An exhibition celebrating the work of one of New Zealand’s most widely acclaimed artists – Colin McCahon – is being brought to this country by the Christchurch Art Gallery Te Puna o Waiwhetu.

The National Gallery of Australia’s travelling exhibition is organised as part of the Gallery’s 25th anniversary year, bringing together works on paper and paintings that reflect key concerns in McCahon’s art from 1950 through to the early 1980s.

Christchurch Art Gallery director Jenny Harper says it is now some than 30 years since McCahon’s monumental painting Victory over death 2 was donated by the New Zealand Government to Australia.

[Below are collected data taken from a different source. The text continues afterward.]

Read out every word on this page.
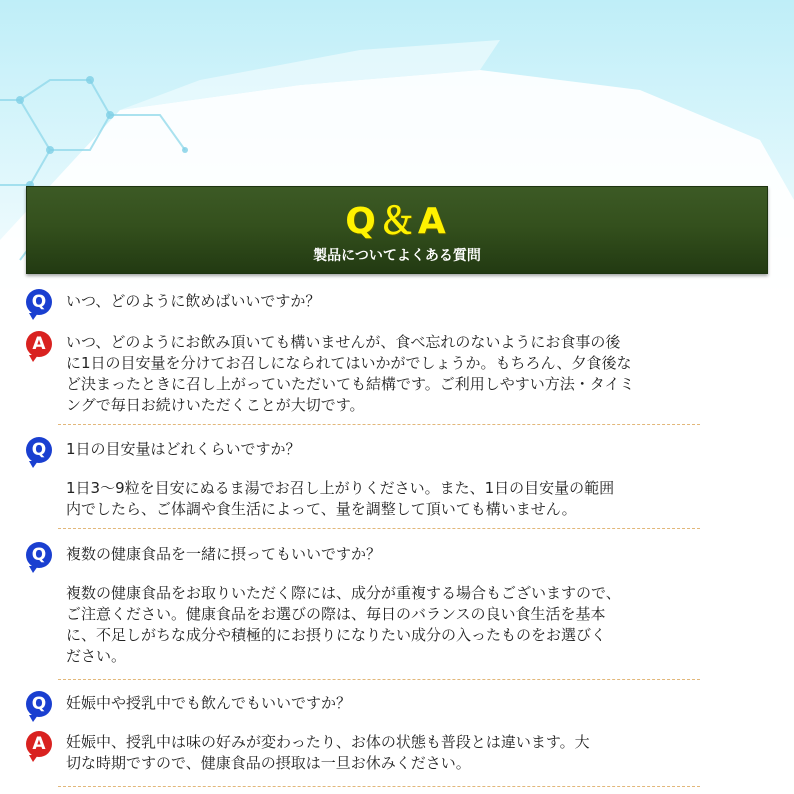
Q＆A
製品についてよくある質問
Q	いつ、どのように飲めばいいですか？
A	いつ、どのようにお飲み頂いても構いませんが、食べ忘れのないようにお食事の後
に1日の目安量を分けてお召しになられてはいかがでしょうか。もちろん、夕食後な
ど決まったときに召し上がっていただいても結構です。ご利用しやすい方法・タイミ
ングで毎日お続けいただくことが大切です。
Q	1日の目安量はどれくらいですか？
1日3～9粒を目安にぬるま湯でお召し上がりください。また、1日の目安量の範囲
内でしたら、ご体調や食生活によって、量を調整して頂いても構いません。
Q	複数の健康食品を一緒に摂ってもいいですか？
複数の健康食品をお取りいただく際には、成分が重複する場合もございますので、
ご注意ください。健康食品をお選びの際は、毎日のバランスの良い食生活を基本
に、不足しがちな成分や積極的にお摂りになりたい成分の入ったものをお選びく
ださい。
Q	妊娠中や授乳中でも飲んでもいいですか？
A	妊娠中、授乳中は味の好みが変わったり、お体の状態も普段とは違います。大
切な時期ですので、健康食品の摂取は一旦お休みください。
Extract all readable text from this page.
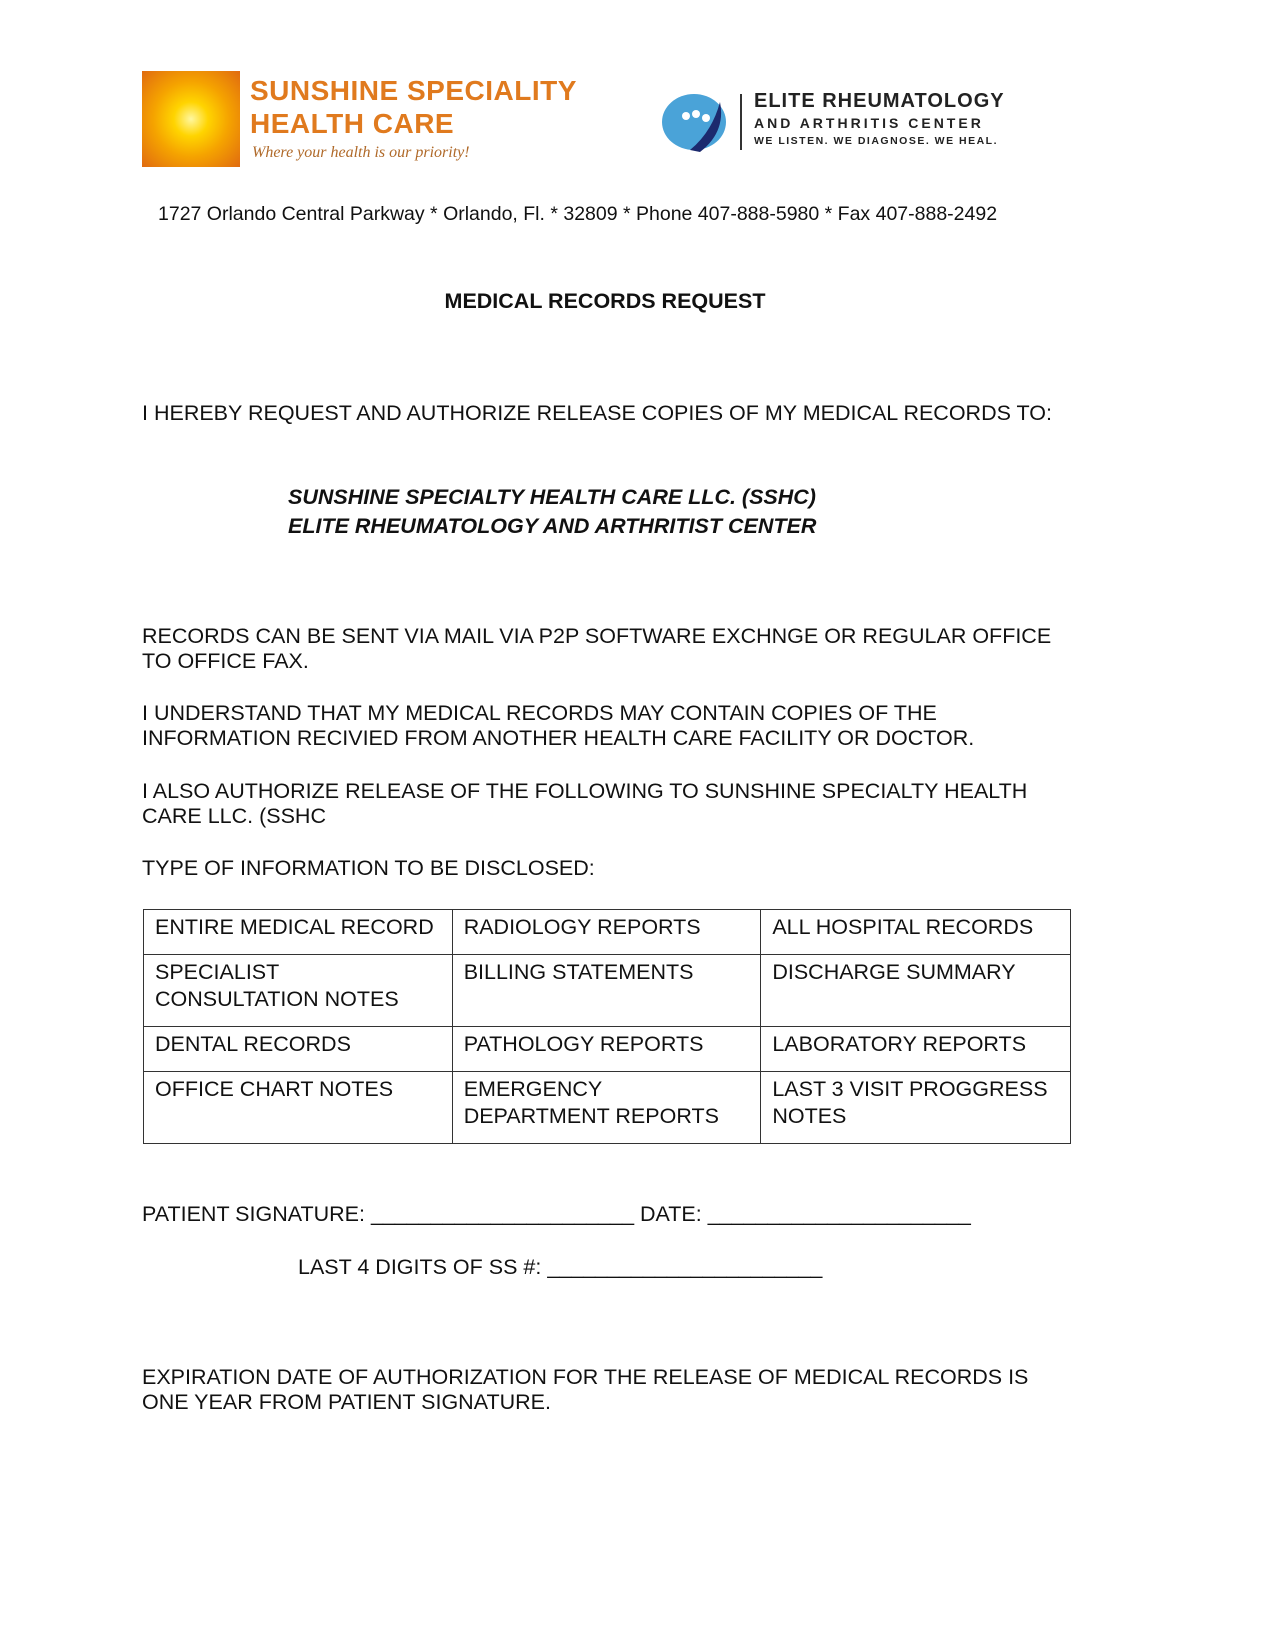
SUNSHINE SPECIALITY
HEALTH CARE
Where your health is our priority!
ELITE RHEUMATOLOGY
AND ARTHRITIS CENTER
WE LISTEN. WE DIAGNOSE. WE HEAL.
1727 Orlando Central Parkway * Orlando, Fl. * 32809 * Phone 407-888-5980 * Fax 407-888-2492
MEDICAL RECORDS REQUEST
I HEREBY REQUEST AND AUTHORIZE RELEASE COPIES OF MY MEDICAL RECORDS TO:
SUNSHINE SPECIALTY HEALTH CARE LLC. (SSHC)
ELITE RHEUMATOLOGY AND ARTHRITIST CENTER
RECORDS CAN BE SENT VIA MAIL VIA P2P SOFTWARE EXCHNGE OR REGULAR OFFICE
TO OFFICE FAX.
I UNDERSTAND THAT MY MEDICAL RECORDS MAY CONTAIN COPIES OF THE
INFORMATION RECIVIED FROM ANOTHER HEALTH CARE FACILITY OR DOCTOR.
I ALSO AUTHORIZE RELEASE OF THE FOLLOWING TO SUNSHINE SPECIALTY HEALTH
CARE LLC. (SSHC
TYPE OF INFORMATION TO BE DISCLOSED:
ENTIRE MEDICAL RECORD	RADIOLOGY REPORTS	ALL HOSPITAL RECORDS
SPECIALIST
CONSULTATION NOTES	BILLING STATEMENTS	DISCHARGE SUMMARY
DENTAL RECORDS	PATHOLOGY REPORTS	LABORATORY REPORTS
OFFICE CHART NOTES	EMERGENCY
DEPARTMENT REPORTS	LAST 3 VISIT PROGGRESS
NOTES
PATIENT SIGNATURE: ______________________ DATE: ______________________
LAST 4 DIGITS OF SS #: _______________________
EXPIRATION DATE OF AUTHORIZATION FOR THE RELEASE OF MEDICAL RECORDS IS
ONE YEAR FROM PATIENT SIGNATURE.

"While it seemed a controversial choice at the time (Muldoon was Prime Minister and was by all accounts appalled at the choice), it was a forward-looking and generous gift to the new National Gallery.

"The painting is now widely regarded as one of the masterpieces of the National Gallery of Australia’s collection and we are delighted to be seeing it here in Christchurch," she says.

"In 1978 the National Gallery of Australia also acquired a magnificent group of works on paper by McCahon which are being shown together in this focus show for the first time.

"These works will be seen in the context of a small number of other key paintings including Crucifixion: the apple branch 1950, a painting that was important to the artist and remained in his studio until his death in 1987." It was acquired in 2004 with the generous assistance of funds from the Sir Otto and Lady Margaret Frankel Bequest.

"Drawn predominantly from the National Gallery of Australia’s collection, one of McCahon’s last paintings, I applied my mind 1980-82, has also been generously lent to this exhibition.

Ms Harper says McCahon is one of the most influential modernists in the Australasian region, producing strikingly original works from the late 1940s to the early 1980s.

"His early figurative work of the 1940s and 1950s was dominated by images drawn from religious paintings, often set in the New Zealand landscape. However, by 1959 he produced his first body of paintings with words – the Elias series, preceded by the Christchurch Art Gallery’s Tomorrow will be the same, but not as this is. From this time, words became overtly important in McCahon’s practice."

In the final decade of his career most of McCahon’s works consist solely of numbers and texts, drawn from biblical or poetic texts. In these he explores his growing interest in Maori culture, personal responses to Christianity, the symbolism of numbers, environmental concerns, and the challenges of faith.

Two decades after Colin McCahon’s death, the exhibition provides access to and further study of the intriguing work of one of the great artists of our region.

The Colin McCahon exhibition will be at the Christchurch Art Gallery Te Puna o Waiwhetu from 8 March to 8 June 2008.